May 1st is designated as Law Day nationally, but the Grand Rapids Bar Association and Western Michigan University Thomas M. Cooley Law School chose April 28, to hold their annual luncheon and awards ceremony.

A convivial group of award-winners and well-wishers gathered over a buffet lunch to honor those who uphold the law and to ponder the national topic, “The 14th Amendment: Transforming American Democracy.”

The Fair Housing Center of West Michigan (FHCWM) won the Liberty Bell Award, given each year to a non-lawyer or non-profit organization in the community. FHCWM “works to prevent housing discrimination and remove barriers that allow it to persist.”

The Executive Director of FHCWM, Nancy Haynes, actually is a lawyer, which has helped in making the case for such federal prosection as the 2014 Alger Meadows sexual harassment case, which resulted in U.S. District Court Judge Robert Jonker presiding over a $500,000 settlement.

Haynes and long-serving FHCWM  Board President Doretha Ardoin accepted the award from current GRBA?President Judge Christopher Yates and attorney Bradley Glazier.

The GRBA then honored David N. Keyser, who is still Of Counsel at Mika Meyers, with a 50-year pin. The other attorney with 50 years in practice, Phillip Nantz, could not attend.

Judge Yates said that it took all of about ten seconds for him and GRBA Executive Director Kim Coleman to decide on Ben Hammond of Hilger Hammond PC as this year’s President’s Award winner.

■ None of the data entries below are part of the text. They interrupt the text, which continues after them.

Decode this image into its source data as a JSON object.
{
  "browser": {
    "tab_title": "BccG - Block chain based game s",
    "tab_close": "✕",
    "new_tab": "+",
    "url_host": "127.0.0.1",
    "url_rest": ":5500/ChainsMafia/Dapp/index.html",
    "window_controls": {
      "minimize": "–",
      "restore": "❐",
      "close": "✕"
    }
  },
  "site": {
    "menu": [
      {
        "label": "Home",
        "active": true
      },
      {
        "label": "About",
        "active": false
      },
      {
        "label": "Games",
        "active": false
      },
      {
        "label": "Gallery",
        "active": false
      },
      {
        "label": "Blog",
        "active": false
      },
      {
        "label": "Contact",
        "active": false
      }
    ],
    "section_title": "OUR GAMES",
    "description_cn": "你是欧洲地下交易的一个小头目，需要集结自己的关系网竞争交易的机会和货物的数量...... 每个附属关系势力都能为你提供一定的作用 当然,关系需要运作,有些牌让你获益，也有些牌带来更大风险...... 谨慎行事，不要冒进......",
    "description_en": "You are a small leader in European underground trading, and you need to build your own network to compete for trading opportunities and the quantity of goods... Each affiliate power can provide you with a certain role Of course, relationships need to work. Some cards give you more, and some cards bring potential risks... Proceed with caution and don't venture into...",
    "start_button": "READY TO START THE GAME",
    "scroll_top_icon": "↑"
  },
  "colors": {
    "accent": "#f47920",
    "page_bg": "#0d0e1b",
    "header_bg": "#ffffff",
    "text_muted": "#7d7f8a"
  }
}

The judge paid Hammond an impressive compliment when he said that when Hammond first appeared before him in court, “In the post-morten I told my staff, ‘I don’t know who this guy is, but he’s brilliant.’” He added that Hammond’s assistance at this year’s Destination CLE in Punta Cana had been invaluable.

Ann Cooper, Of Counsel at Drew Anding Cooper, merited the Marian P. Hilligan Public Service Award from WMU-Cooley. Professor Christopher Hastings, who is also a new GRBA board member, humorously called her “kind of a nudger-in-chief,” but added that she always serves as “the conscience and moral center for every project she works on.”

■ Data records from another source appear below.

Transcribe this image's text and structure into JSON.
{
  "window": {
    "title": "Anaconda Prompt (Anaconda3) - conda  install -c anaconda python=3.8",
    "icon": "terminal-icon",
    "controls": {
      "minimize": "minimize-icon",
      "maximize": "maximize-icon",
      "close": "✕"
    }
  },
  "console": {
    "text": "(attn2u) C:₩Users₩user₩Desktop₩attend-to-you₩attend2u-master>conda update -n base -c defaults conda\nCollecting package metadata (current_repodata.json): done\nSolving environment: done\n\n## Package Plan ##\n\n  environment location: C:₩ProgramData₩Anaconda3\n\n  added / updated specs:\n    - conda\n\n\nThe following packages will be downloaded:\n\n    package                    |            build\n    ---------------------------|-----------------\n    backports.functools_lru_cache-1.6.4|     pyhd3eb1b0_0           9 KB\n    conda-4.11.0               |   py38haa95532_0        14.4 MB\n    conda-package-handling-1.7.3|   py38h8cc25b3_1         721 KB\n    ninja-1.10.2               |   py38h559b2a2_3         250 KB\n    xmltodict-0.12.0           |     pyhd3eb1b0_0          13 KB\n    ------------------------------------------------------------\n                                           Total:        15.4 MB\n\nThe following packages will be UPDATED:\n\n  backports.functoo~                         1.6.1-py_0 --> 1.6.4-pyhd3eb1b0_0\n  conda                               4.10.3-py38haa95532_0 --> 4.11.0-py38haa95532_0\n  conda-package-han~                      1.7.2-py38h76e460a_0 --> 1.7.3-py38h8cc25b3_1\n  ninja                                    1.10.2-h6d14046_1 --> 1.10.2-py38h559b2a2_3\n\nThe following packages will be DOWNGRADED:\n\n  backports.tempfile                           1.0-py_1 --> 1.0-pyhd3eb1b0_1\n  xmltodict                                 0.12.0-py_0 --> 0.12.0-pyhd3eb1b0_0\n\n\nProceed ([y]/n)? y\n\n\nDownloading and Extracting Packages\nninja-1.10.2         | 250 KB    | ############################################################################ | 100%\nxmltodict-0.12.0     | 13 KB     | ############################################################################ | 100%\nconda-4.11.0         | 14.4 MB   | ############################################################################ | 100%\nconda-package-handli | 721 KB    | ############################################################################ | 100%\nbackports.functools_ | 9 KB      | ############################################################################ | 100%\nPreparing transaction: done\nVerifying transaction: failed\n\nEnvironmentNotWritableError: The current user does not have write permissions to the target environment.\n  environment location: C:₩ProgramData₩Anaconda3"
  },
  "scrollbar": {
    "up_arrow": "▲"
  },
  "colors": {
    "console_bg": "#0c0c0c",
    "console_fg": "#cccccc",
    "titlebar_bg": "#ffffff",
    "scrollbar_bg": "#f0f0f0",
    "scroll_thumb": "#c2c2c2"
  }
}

In accepting the award, Cooper thanked her husband, attorney Robert Cooper, for his support and noted with a smile, “My husband has long lived with the nudger-in-chief.” Cooper’s many accomplishments have been the subject of previous Grand Rapids Legal News article.

The prestigious Donald R. Worsfold Distinguished Service Award went to Jon March. The Miller Johnson attorney, whose stellar reputation as a litigator has followed him into a mediation career, has also dabbled in acting, prompting Yates to observe that it must be wonderful to be able to play Atticus Finch as well as serve as an Atticus-Finch caliber attorney in real life.

WMU-Cooley Associate Dean Tracey Brame then introduced Dr. Tim Ready, a sociology professor at Western Michigan University’s Lewis Walker Institute with expertise in racial disparities.

Ready, who comes from a family of lawyers, noted that pondering the 14th amendment’s protections offers a chance to ask some difficult questions. “It’s always good to stop and think how are we doing. Are we moving toward a more perfect union or not?”

Acknowledging that demographics and dynamics are different than they were at the time of the 1965 passage of the U.S. immigration law,  his research and that of others has uncovered increasing rather than decreasing disparities.
He concluded, “The 14th amendment has been an important tool, but there’s much more that we need to be doing.”